On our final day in Rome we visited Vatican City.  We decided to take a three hour guided tour to navigate the throngs of people.  This was the only place in Rome where we experienced horrendous crowds and it did make you wonder what it would be like in the summer when the queues, heat and crowd must be suffocating.
Everything about the Vatican is magnificent – from St Peter’s Square, the Vatican Museums, Sistine Chapel and St Peter’s Basilica.  The guide was very informative and we learned much about the buildings and artworks along the way.  The Sistine Chapel of course, was the highlight and it was amazing to finally see the famous Michelangelo frescos.  It was especially thrilling to see the Creation of Adam.  It would be wonderful to view them without the hordes of people jostling and talking however at least photography was banned so were spared the duck-faced selfie brigade!  

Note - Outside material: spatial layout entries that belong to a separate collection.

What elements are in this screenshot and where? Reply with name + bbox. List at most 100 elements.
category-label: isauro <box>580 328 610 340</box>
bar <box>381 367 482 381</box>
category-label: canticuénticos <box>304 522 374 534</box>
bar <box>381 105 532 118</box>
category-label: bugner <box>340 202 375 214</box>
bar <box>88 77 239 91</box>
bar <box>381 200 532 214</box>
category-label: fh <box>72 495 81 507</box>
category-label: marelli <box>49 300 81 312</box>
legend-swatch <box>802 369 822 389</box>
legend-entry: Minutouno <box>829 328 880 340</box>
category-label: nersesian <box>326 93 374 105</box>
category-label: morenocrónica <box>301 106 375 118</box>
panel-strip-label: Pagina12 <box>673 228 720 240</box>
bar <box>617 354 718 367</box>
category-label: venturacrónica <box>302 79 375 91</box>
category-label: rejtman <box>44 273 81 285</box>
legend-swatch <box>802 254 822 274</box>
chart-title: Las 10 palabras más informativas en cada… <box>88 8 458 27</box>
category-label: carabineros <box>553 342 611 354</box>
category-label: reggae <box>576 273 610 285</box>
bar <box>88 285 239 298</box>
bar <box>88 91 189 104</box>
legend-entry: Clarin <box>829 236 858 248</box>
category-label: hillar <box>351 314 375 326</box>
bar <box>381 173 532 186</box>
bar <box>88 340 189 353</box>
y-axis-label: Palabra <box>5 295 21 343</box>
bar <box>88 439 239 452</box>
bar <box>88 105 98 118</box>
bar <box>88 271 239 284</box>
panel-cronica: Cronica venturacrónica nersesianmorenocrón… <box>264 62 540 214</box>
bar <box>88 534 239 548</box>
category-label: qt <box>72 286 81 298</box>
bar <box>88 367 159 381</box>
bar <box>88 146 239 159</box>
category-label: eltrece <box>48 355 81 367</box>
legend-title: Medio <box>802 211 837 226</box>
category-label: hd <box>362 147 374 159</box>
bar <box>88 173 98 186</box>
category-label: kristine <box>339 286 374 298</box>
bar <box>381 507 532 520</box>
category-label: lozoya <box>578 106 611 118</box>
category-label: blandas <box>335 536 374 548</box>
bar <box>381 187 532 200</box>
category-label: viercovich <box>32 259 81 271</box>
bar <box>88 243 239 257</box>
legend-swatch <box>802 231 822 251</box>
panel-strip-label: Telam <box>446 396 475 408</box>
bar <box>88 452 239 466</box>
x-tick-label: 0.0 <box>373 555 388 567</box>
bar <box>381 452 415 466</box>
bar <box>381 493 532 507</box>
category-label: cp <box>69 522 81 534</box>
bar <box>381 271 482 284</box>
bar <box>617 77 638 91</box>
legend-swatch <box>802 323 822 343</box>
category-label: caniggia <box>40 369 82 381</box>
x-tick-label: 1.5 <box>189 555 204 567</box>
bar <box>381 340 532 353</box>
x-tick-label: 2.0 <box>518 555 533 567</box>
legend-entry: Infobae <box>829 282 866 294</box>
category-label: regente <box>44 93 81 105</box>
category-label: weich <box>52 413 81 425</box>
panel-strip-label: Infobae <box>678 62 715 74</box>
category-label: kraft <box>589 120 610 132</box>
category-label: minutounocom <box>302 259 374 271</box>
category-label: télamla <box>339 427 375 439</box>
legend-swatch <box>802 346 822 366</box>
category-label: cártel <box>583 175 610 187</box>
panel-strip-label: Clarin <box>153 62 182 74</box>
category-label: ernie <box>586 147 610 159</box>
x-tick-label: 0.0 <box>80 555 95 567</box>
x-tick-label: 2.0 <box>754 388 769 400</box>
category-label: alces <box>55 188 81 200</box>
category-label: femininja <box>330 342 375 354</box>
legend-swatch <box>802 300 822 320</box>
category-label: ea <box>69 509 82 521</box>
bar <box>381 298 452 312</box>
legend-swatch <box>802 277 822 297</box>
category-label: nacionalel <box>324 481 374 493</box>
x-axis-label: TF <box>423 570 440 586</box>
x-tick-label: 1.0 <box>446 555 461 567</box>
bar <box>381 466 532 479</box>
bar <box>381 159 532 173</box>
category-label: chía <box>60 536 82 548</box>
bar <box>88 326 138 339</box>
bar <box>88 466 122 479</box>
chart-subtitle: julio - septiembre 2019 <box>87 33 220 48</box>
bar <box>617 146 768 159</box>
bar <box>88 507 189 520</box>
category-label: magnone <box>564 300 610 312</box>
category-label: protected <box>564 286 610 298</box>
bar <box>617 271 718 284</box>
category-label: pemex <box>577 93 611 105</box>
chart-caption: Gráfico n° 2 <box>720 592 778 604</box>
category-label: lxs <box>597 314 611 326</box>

We finished our tour with a visit to St Peter’s Basilica.  We were especially lucky to be visiting this year, as 2016 has been proclaimed the Extraordinary Jubilee of Mercy. The Great Door of St Peter’s was open (the holy door which is normally bricked up and only open during jubilees) and we were able to pass through.  Once inside, there were two Saints’ bodies on display, Padre Pio and St Leopoldo Mandic.  We could have queued to view the saints however Michael did not want to see them up close. Thousands of pilgrims came to Rome to venerate them for the week that they were on display.  We walked around the massive basilica viewing the architecture, statues, tombs and chapels.  It must be awesome to attend a mass there where the capacity is 60,000 people.
Michael and I thoroughly enjoyed our time in Italy.  It is a beautiful country with friendly people, fabulous food and wine as well as wonderful art works, history and architecture.  We would love to return as we only scratched the surface of what this country has to offer.